Löw kontert Kritik und gibt Einblicke in seinen Taktik-Plan
Pressekonferenz vor Länderspielen
16.03.2019 | 13:21 Uhr
Bundestrainer Joachim Löw hat die heftige Kritik an der Ausbootung von Thomas Müller, Mats Hummels und Jerome Boateng ungewohnt angriffslustig gekontert und Einblicke in seinen Master-Plan gegeben.
Joachim Löw verließ den Sepp-Herberger-Raum nach seiner 42-minütigen Verteidigungsrede lächelnd und sichtlich erleichtert. Der angriffslustige Bundestrainer hatte sich in der DFB-Zentrale gegen die Kritik nach der Ausbootung der Weltmeister Thomas Müller, Mats Hummels und Jerome Boateng emotional zur Wehr gesetzt. Gleichzeitig trieb er mit der Nominierung der Neulinge Maximilian Eggestein, Niklas Stark und Lukas Klostermann den Umbruch weiter voran.
"Ich finde es befremdend, wenn manche über Respekt und Wertschätzung urteilen, obwohl sie gar nicht beim Gespräch dabei waren. Zeit ist auch kein Indikator für die Qualität eines Gesprächs", sagte Löw bei der Pressekonferenz anlässlich der Kadernominierung zum Start des Länderspieljahres.
Löw: Wollte unbedingt ehrlich sein
Es sei für ihn "das Allerwichtigste" gewesen, den Bayern-Spielern das Aus persönlich mitzuteilen. "Es ist mir emotional wahnsinnig schwergefallen, weil wir den Spielern viel zu verdanken haben." Außerdem habe er mit allen nochmals "in aller Ruhe telefoniert".

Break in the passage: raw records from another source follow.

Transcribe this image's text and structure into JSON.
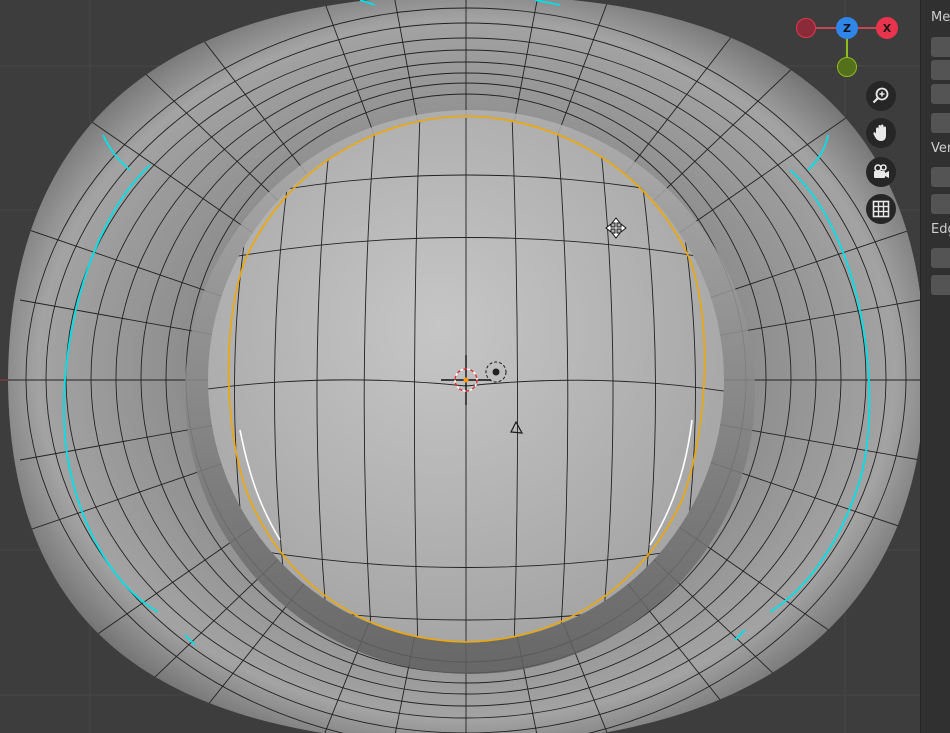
{
  "viewport": {
    "background": "#3d3d3d",
    "selection_color": "#f0a800",
    "seam_color": "#00e0e8"
  },
  "gizmo": {
    "z_label": "Z",
    "x_label": "X",
    "colors": {
      "x": "#e8344c",
      "y": "#8bbf1a",
      "z": "#2f86e8"
    }
  },
  "navigation": {
    "icons": [
      "zoom-icon",
      "pan-hand-icon",
      "camera-icon",
      "grid-icon"
    ]
  },
  "side_panel": {
    "labels": [
      "Me",
      "Ver",
      "Edg"
    ]
  }
}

Für Kritik an dem Fakt, dass Löw die Nationalmannschaftskarrieren von Hummels, Müller und Boateng quasi für beendet erklärt hat, zeigte der Bundestrainer ebenfalls kein Verständnis. "Es wäre ein Eiertanz gewesen, Spielern mit 80, 90 oder 100 Länderspielen zu sagen: Mal sehen, was im Juni ist und wie sich die jungen Spieler entwickeln. Solchen Spielern will ich mit Ehrlichkeit begegnen."
Löw schließt Rückkehr von Hummels, Müller und Boateng aus
Die harte Wahrheit ist: Löw plant für die EM-Qualifikation und die Endrunde 2020 nicht mehr mit dem Trio. Eine mögliche Rückkehr der Spieler, wie zuletzt von Hummels öffentlich angesprochen, schloss Löw so gut wie aus: "Gibt es da so viele offene Fragen? Ich plane ohne sie." Löws Vorgänger Jürgen Klinsmann findet die Endgültigkeit unklug: "Was machst du denn, wenn Thomas Müller Torschützenkönig wird und auf einmal durchstartet?", fragte der frühere Bundestrainer am Freitag in Berlin.
Reinhard Grindel hat von der Ausbootung nicht von Löw erfahren. Nationalmannschaftsdirektor Oliver Bierhoff habe am Vormittag der Mitteilung die Information des DFB-Präsidenten telefonisch übernommen, berichtete Löw. "Sportliche Entscheidungen treffe ich autark. Ich habe die absolute Entscheidungshoheit", stellte er klar. "Warum wir manche Leute nicht informiert haben? Der Kreis war klein, Oliver Bierhoff plus mein Trainerteam." Seine Aufgabe sei, Entscheidungen mit Bierhoff abzusprechen: "Er war involviert."
Das ist Löws Spielidee für die Zukunft
Generell unterstrich Löw, dass er den spät eingeleiteten Umbruch nach dem Horror-Jahr 2018 mit aller Macht fortsetzen will. Die jungen Spieler müssten nun "noch mehr zeigen, dass sie Stammspieler und Führungsspieler sein wollen", und "eine Schippe drauflegen", forderte Löw, der auch auf Jonas Hector (1. FC Köln) verzichtete.
Seine Spielidee für die Zukunft ist klar. "Ballbesitzfußball ist nicht tot", sagte Löw, "aber unser Spiel wurde berechenbar". Daher fordert er: "Mehr Dynamik, mehr Zielstrebigkeit, mehr Tempo. Die Spieler müssen handlungsschneller werden."
Die Kritik an Löw dürfte trotz des offensiven Auftritts nicht verstummen. Matthias Sammer kritisierte die Kommunikation im Fall der Bayern-Spieler. Keiner habe "wie ein Depp dastehen" wollen, sagte der Europameister von 1996 bei Eurosport, "und was ist passiert? Sie stehen im Prinzip alle beschädigt da." Löw wirkte dennoch zufrieden.